Biblical commentators underscore St. Paul’s abhorrence and public condemnation of idols, even when his polemic — rooted in the Old Testament censure and mockery of pagan idolatry — was likely to disturb interreligious harmony and provoke riots as it did in Ephesus (Acts 19: 23–41), he added. 

New Testament historian N.T. Wright in his Paul and the Faithfulness of God, quips: “I often mention, when lecturing, the bishop who complained that everywhere Paul went there was a riot, but everywhere he went people served tea.” 
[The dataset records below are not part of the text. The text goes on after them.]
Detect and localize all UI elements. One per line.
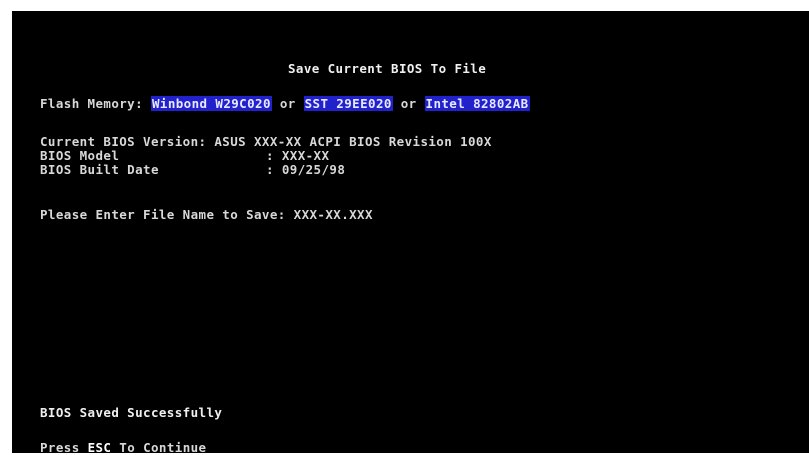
flash-memory-label: Flash Memory: (40, 96, 144, 111)
bios-model-value: XXX-XX (281, 148, 330, 163)
bios-model-row: BIOS Model: XXX-XX (40, 148, 330, 163)
flash-chip-winbond[interactable]: Winbond W29C020 (150, 96, 272, 111)
bios-version-value: ASUS XXX-XX ACPI BIOS Revision 100X (214, 134, 492, 149)
file-name-prompt-label: Please Enter File Name to Save: (40, 207, 286, 222)
bios-screen: Save Current BIOS To File Flash Memory: … (12, 11, 809, 455)
bios-date-label: BIOS Built Date (40, 162, 159, 177)
flash-separator: or (279, 96, 296, 111)
bios-version-row: Current BIOS Version: ASUS XXX-XX ACPI B… (40, 134, 492, 149)
status-message: BIOS Saved Successfully (40, 405, 223, 420)
flash-separator: or (400, 96, 417, 111)
bios-date-value: 09/25/98 (281, 162, 346, 177)
bios-date-row: BIOS Built Date: 09/25/98 (40, 162, 346, 177)
file-name-input[interactable]: XXX-XX.XXX (294, 207, 373, 222)
bios-model-label: BIOS Model (40, 148, 120, 163)
screen-title: Save Current BIOS To File (288, 61, 487, 76)
file-name-prompt-row: Please Enter File Name to Save: XXX-XX.X… (40, 208, 373, 222)
flash-memory-row: Flash Memory: Winbond W29C020 or SST 29E… (40, 96, 530, 111)
flash-chip-sst[interactable]: SST 29EE020 (303, 96, 393, 111)
flash-chip-intel[interactable]: Intel 82802AB (424, 96, 530, 111)
bios-version-label: Current BIOS Version (40, 134, 199, 149)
Luke, the author of Acts, uses the Greek word “paroxyno” (the word from which “paroxysm” comes — a medical term used for a seizure or epileptic fit) to describe Paul’s response to pagan idols in Athens (Acts 17:16). “Paroxyno” is the verb regularly used in the Greek Old Testament (Septuagint) to describe Yahweh’s reaction to idolatry. 

Paul’s earliest letter describes how the Thessalonian converts “turned to God from idols” (1 Thessalonians 1:9) — a phrase that professor I. Howard Marshall calls “a classic description of what it meant for a group of Gentiles to become Christians.”

Elsewhere, Paul reminds the Corinthians how they were “enticed and led astray to idols that could not speak,” (1 Corinthians 12:2), warning them to “flee from idolatry” (1 Cor 10:14) and stressing the incompatibility of “God’s temple” and “idols” (2 Corinthians 6:16). 

Fr. Joaquim Loiola Pereira did not respond to Church Militant’s request for comment.